Cosa intendo per il ruolo delle rendite? Si consideri quanto è cambiata l’identità della società di maggior valore in America. Per un lungo periodo fu la General Motors, poi la Exxon, poi la IBM. Erano imprese con attività produttive molto visibili: la GM aveva più di 400.000 occupati, i che era impressionane se si considera che la complessiva forza lavoro nazionale era molto più piccola di quella che abbiamo oggi, La Exxon aveva le raffinerie del petrolio. La IBM era un società della tecnologia dell’informazione, ma aveva ancora molte delle caratteristiche di un tradizionale gigante manifatturiero, con molti stabilimenti ed ampie maestranze ben pagate.
Ma ora abbiamo la Apple, che a fatica ha degli occupati ed a fatica fa qualcosa di manifatturiero. La società cerca, con sforzi disperati di pubbliche relazioni, di sostenere che essa ha la responsabilità indiretta di una quantità di posti di lavoro negli Stati Uniti, ma non è importante. La realtà è che la società è fondamentalmente costruita sulla tecnologia, sul design e sul marchio.
C’era un vecchio cartoon di Dilbert [1] nel quale il capo con la capigliatura spigolosa spiegava che l’impresa aveva scoperto che, malgrado il suo slogan, la gente non era il suo bene più importante – era il denaro, e la gente arrivava in ottava posizione [2], o qualcosa del genere. In effetti, nel caso di Apple la posizione sul mercato è il suo asset più importante.
Ci sono un paio di evidenti implicazioni in questo cambiamento della natura del successo di un’impresa.
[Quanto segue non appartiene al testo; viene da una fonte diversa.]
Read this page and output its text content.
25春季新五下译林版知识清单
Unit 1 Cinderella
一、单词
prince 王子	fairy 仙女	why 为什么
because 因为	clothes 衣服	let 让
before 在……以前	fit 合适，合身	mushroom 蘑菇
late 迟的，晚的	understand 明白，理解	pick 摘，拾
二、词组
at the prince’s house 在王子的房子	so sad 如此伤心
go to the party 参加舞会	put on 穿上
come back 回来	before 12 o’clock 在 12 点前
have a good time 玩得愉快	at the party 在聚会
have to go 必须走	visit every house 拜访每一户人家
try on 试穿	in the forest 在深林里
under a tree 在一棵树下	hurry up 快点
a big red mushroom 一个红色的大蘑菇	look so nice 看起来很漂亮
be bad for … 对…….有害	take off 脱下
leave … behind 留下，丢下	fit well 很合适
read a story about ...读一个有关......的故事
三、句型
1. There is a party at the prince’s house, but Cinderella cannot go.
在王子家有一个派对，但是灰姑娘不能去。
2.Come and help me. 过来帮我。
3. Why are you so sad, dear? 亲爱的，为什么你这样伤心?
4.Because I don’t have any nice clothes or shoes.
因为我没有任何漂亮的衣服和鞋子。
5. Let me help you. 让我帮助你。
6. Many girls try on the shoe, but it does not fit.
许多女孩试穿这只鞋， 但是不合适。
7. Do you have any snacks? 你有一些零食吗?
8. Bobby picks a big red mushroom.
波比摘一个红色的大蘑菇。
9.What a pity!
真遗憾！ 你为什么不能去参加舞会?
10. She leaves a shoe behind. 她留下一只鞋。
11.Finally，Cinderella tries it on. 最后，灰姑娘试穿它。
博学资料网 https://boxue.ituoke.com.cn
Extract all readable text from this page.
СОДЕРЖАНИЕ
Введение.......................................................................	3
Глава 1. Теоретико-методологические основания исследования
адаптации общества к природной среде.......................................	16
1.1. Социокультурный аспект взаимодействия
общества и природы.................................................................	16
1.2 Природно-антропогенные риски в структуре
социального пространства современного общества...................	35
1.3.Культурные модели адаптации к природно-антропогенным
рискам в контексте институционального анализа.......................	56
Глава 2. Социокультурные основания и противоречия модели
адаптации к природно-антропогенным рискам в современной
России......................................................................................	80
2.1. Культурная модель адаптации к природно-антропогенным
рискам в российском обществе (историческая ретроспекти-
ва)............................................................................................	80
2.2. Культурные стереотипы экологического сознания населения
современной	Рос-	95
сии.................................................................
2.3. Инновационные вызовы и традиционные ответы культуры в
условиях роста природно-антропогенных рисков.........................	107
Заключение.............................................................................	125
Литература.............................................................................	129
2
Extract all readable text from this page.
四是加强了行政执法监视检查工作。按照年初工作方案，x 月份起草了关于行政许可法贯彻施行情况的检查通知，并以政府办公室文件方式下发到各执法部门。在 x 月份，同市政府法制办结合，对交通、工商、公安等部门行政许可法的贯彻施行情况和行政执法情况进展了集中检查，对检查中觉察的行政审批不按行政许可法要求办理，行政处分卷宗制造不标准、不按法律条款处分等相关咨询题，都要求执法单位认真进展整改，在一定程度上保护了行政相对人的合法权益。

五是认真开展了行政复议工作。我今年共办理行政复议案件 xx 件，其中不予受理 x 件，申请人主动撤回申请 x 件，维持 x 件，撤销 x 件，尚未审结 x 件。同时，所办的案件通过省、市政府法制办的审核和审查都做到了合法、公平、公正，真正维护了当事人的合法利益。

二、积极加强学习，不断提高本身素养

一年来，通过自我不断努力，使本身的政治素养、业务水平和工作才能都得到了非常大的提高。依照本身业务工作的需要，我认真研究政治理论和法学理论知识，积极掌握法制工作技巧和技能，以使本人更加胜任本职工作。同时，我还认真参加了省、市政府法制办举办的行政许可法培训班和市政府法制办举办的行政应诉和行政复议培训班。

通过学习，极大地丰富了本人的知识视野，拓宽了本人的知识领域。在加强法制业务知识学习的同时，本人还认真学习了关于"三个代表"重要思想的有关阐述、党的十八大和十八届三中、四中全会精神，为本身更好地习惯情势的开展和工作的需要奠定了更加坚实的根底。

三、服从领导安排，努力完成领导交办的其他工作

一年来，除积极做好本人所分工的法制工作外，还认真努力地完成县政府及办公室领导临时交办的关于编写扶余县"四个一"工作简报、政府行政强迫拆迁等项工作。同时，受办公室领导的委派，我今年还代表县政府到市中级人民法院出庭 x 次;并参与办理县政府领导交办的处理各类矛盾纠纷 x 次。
Il primo è che i profitti non sono più qualcosa di neanche lontanamente somigliante ad un aspetto “naturale” dell’economia; sono in gran parte il prodotto di una politica o della mancanza di una politica dell’antitrust, della politica sulla proprietà intellettuale, e così via. Un altro è che molto di quella che consideriamo la produzione è “prodotta” ad un costo marginale basso o nullo.
Dunque, sotto alcuni aspetti questi tempi sono diversi. Come questo cambia le cose dal punto di vista della politica economica? Ci sto pensando, ci sto pensando. Ma prima, un altro po’ di caffè.
[1] Dilbert è una striscia a fumetti comica giornaliera creata da Scott Adams. Essa prende il nome dal suo protagonista, il quale è immerso nell’ambiente del lavoro impiegatizio, del quale mette in luce vizi e difetti. Dilbert compare su 2500 quotidiani di tutto il mondo, in 65 nazioni e 19 lingue con oltre 150 milioni di fan (Wikipedia). E questo dovrebbe essere il boss.
[2] Negli Stati Uniti il simbolo cosiddetto “cancelletto” (#) viene utilizzato per indicare la collocazione numerica. Come l’italiano “N°”.